試合後、ヒーローインタビューを受けた小久保裕紀監督(53)は開口一番、「3連敗して…苦しかったです。ありがとうございました」と率直な胸の内を語った。ファンの声援について問われると「初戦からCSファイナルで今年一番の声援を出し続けてくれて、3戦目以降はなかなかホークスらしい野球ができなかったんですが、今日はモイネロが本当によく投げてくれたと思います」と、スタンドを見上げながら感謝を口にした。
そのモイネロについては「立ち上がりを見たとき、初戦より状態がいいなという感じはありました。ただ日本ハムの勢いづいた打線、特にレイエスが怪物でしたので、彼を抑えたことが勝因だったと思いますね」と称賛。
さらに「もちろん総力戦。

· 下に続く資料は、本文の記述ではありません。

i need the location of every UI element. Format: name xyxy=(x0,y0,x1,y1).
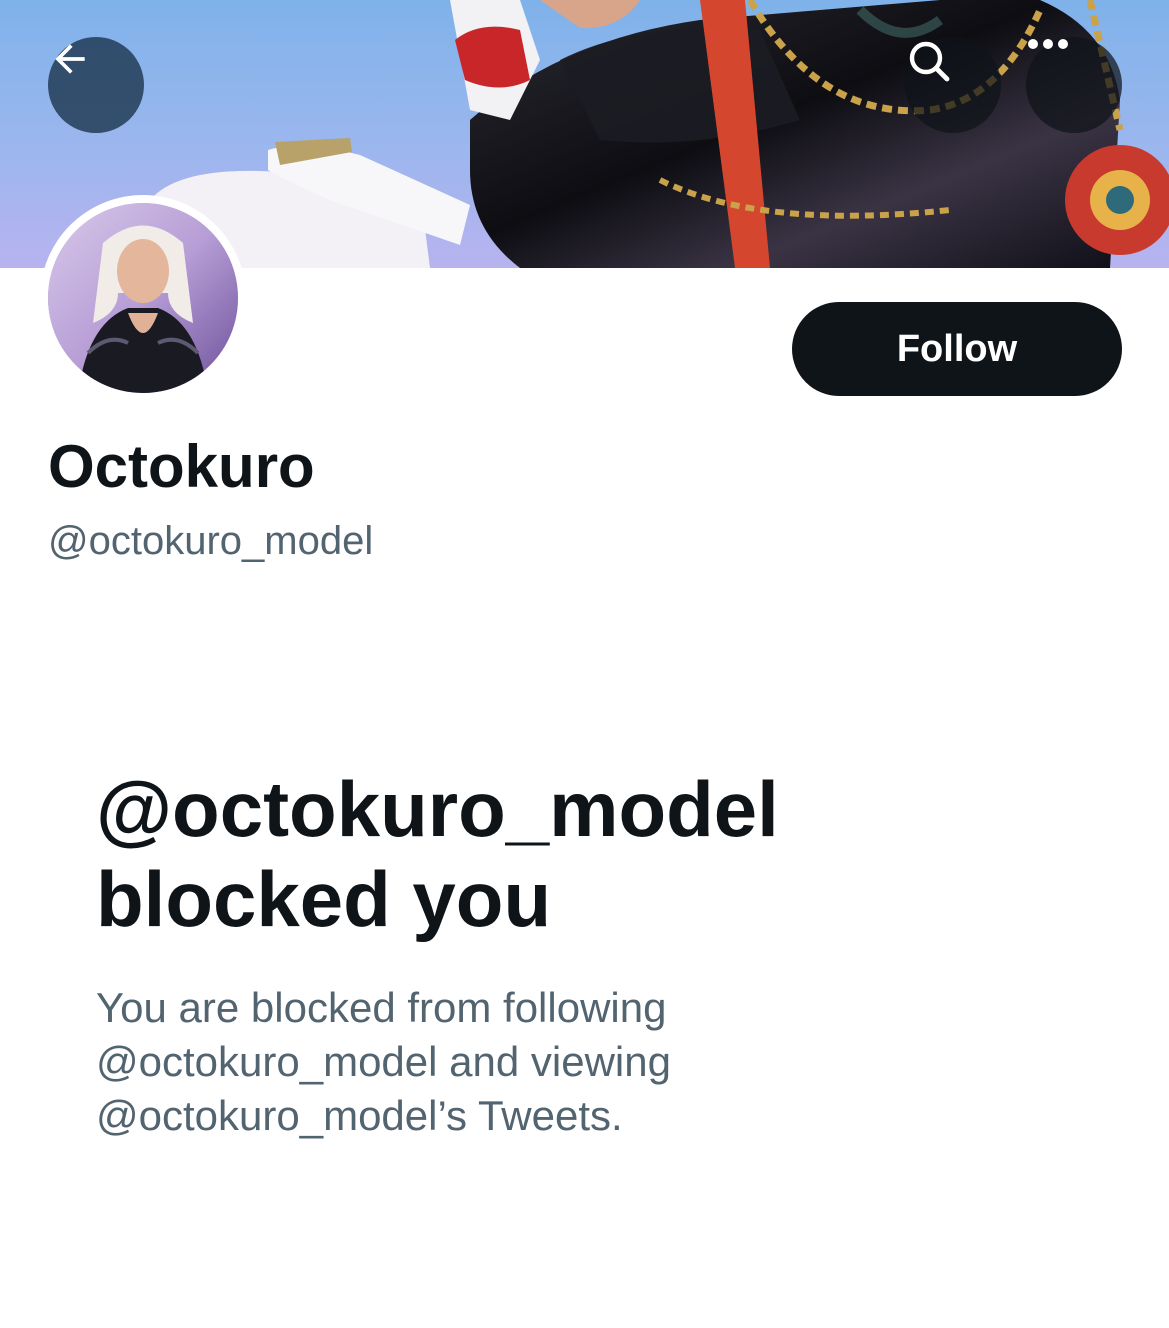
blocked-description: You are blocked from following @octokuro… xyxy=(96,981,996,1143)
search-icon xyxy=(909,41,950,82)
search-button[interactable] xyxy=(905,37,1001,133)
avatar-image xyxy=(48,203,238,393)
display-name: Octokuro xyxy=(48,433,315,500)
arrow-left-icon xyxy=(55,44,85,74)
blocked-description-line: @octokuro_model’s Tweets. xyxy=(96,1092,623,1139)
blocked-description-line: You are blocked from following xyxy=(96,984,667,1031)
more-options-button[interactable] xyxy=(1026,37,1122,133)
blocked-title-line: blocked you xyxy=(96,855,552,943)
blocked-description-line: @octokuro_model and viewing xyxy=(96,1038,671,1085)
profile-handle: @octokuro_model xyxy=(48,519,374,563)
blocked-title: @octokuro_model blocked you xyxy=(96,764,996,944)
avatar[interactable] xyxy=(48,203,238,393)
back-button[interactable] xyxy=(48,37,144,133)
blocked-title-line: @octokuro_model xyxy=(96,765,779,853)
more-horizontal-icon xyxy=(1028,39,1068,49)
follow-button[interactable]: Follow xyxy=(792,302,1122,396)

今日負ければ終わりなので、どんどんつぎ込んでいく準備はしていましたけど、その準備よりもモイネロの投球がすごかったということです」と続けた。
終盤を任せた松本裕、杉山についても「今シーズン、この形でずっとやってきたので、最後も彼らを100%信じ切って送り出しました」と信頼を強調した。

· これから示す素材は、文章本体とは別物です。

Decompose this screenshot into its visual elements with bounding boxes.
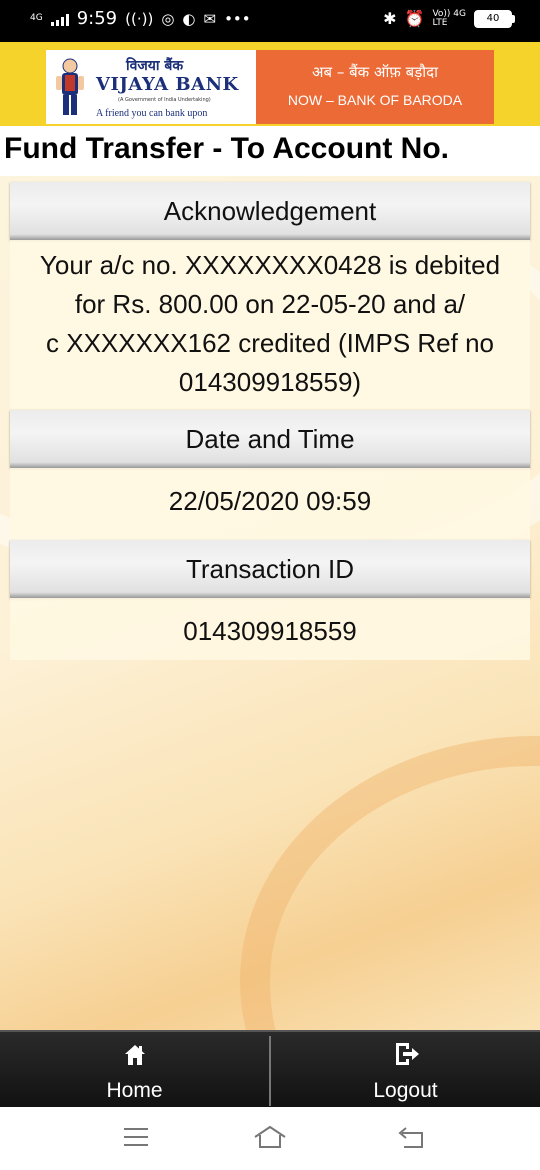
logout-icon (395, 1043, 419, 1065)
home-icon (124, 1045, 145, 1065)
bank-of-baroda-notice: अब – बैंक ऑफ़ बड़ौदा NOW – BANK OF BAROD… (256, 50, 494, 124)
merge-notice-english: NOW – BANK OF BARODA (287, 92, 463, 108)
acknowledgement-section: Acknowledgement Your a/c no. XXXXXXXX042… (10, 182, 530, 409)
bank-name-hindi: विजया बैंक (126, 58, 184, 74)
bank-tagline: A friend you can bank upon (96, 108, 208, 119)
network-type-label: 4G (30, 13, 43, 23)
mascot-icon (56, 58, 84, 115)
merge-notice-hindi: अब – बैंक ऑफ़ बड़ौदा (312, 63, 438, 81)
system-navigation-bar (0, 1107, 540, 1170)
hotspot-icon: ((·)) (125, 9, 154, 28)
menu-icon[interactable] (122, 1125, 150, 1149)
vijaya-bank-logo: विजया बैंक VIJAYA BANK (A Government of … (46, 50, 256, 124)
date-time-section: Date and Time 22/05/2020 09:59 (10, 410, 530, 540)
home-label: Home (106, 1079, 163, 1102)
back-icon[interactable] (396, 1125, 426, 1149)
home-nav-icon[interactable] (252, 1125, 288, 1149)
acknowledgement-message: Your a/c no. XXXXXXXX0428 is debited for… (10, 240, 530, 409)
home-button[interactable]: Home (0, 1032, 269, 1109)
content-area: Acknowledgement Your a/c no. XXXXXXXX042… (0, 176, 540, 1030)
transaction-id-heading: Transaction ID (10, 540, 530, 598)
acknowledgement-heading: Acknowledgement (10, 182, 530, 240)
clock: 9:59 (76, 8, 118, 29)
page-title: Fund Transfer - To Account No. (4, 132, 449, 165)
date-time-heading: Date and Time (10, 410, 530, 468)
transaction-id-value: 014309918559 (10, 598, 530, 660)
mail-icon: ✉ (203, 9, 217, 28)
app-icon: ◐ (182, 9, 196, 28)
bluetooth-icon: ✱ (383, 9, 397, 28)
volte-label: Vo)) 4G LTE (432, 8, 466, 28)
transaction-id-section: Transaction ID 014309918559 (10, 540, 530, 660)
bank-banner: विजया बैंक VIJAYA BANK (A Government of … (0, 42, 540, 126)
date-time-value: 22/05/2020 09:59 (10, 468, 530, 540)
bottom-navigation: Home Logout (0, 1030, 540, 1109)
bank-name: VIJAYA BANK (96, 74, 239, 95)
battery-icon: 40 (474, 9, 515, 28)
ack-line-3: c XXXXXXX162 credited (IMPS Ref no (46, 328, 494, 358)
background-curve (240, 736, 540, 1030)
ack-line-2: for Rs. 800.00 on 22-05-20 and a/ (74, 289, 466, 319)
ack-line-4: 014309918559) (178, 367, 362, 397)
status-bar: 4G 9:59 ((·)) ◎ ◐ ✉ ••• ✱ ⏰ Vo)) 4G LTE … (0, 0, 540, 42)
signal-icon (50, 13, 69, 26)
alarm-icon: ⏰ (404, 9, 425, 28)
govt-undertaking-text: (A Government of India Undertaking) (118, 97, 211, 103)
ack-line-1: Your a/c no. XXXXXXXX0428 is debited (39, 250, 501, 280)
logout-label: Logout (373, 1079, 438, 1102)
logout-button[interactable]: Logout (271, 1032, 540, 1109)
more-icon: ••• (224, 9, 251, 28)
whatsapp-icon: ◎ (161, 9, 175, 28)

打線では、1―1の5回二死満塁で決勝打を放った川瀬を「ショートのスタメンで2番に起用したけど、本当にいいところで回ってきて大仕事をやってのけましたね。ヒカル(晃)おめでとう」とねぎらいの言葉を贈った。
続けて「今年はけが人が多いシーズンだったが、川瀬は1年間登録を外れることなく一軍で戦ってくれた。最後、そういう選手が勝ち越し打を打ったのは非常にうれしい」と目を細めた。
また、チャンスを広げた牧原大についても「一番本人が苦しんでいたと思うんですけどね。まあまあ、今年の首位打者ですから。最後はしっかり活躍してくれました」と笑顔。
最後に、日本シリーズへの意気込みを問われると「ちょっと阪神は全く見ていない。今日勝ち切ることだけを考えていたので、明日1日休んで、明後日から日本シリーズ仕様に変えて、昨年の悔しい思いを晴らすべく戦います」と言葉に力を込めた。
逆王手をかけられ、崖っぷちに追い込まれながらも、最後に勝ち切った小久保ホークス。3連敗からの逆襲で、チームは再び頂点への挑戦権をつかんだ。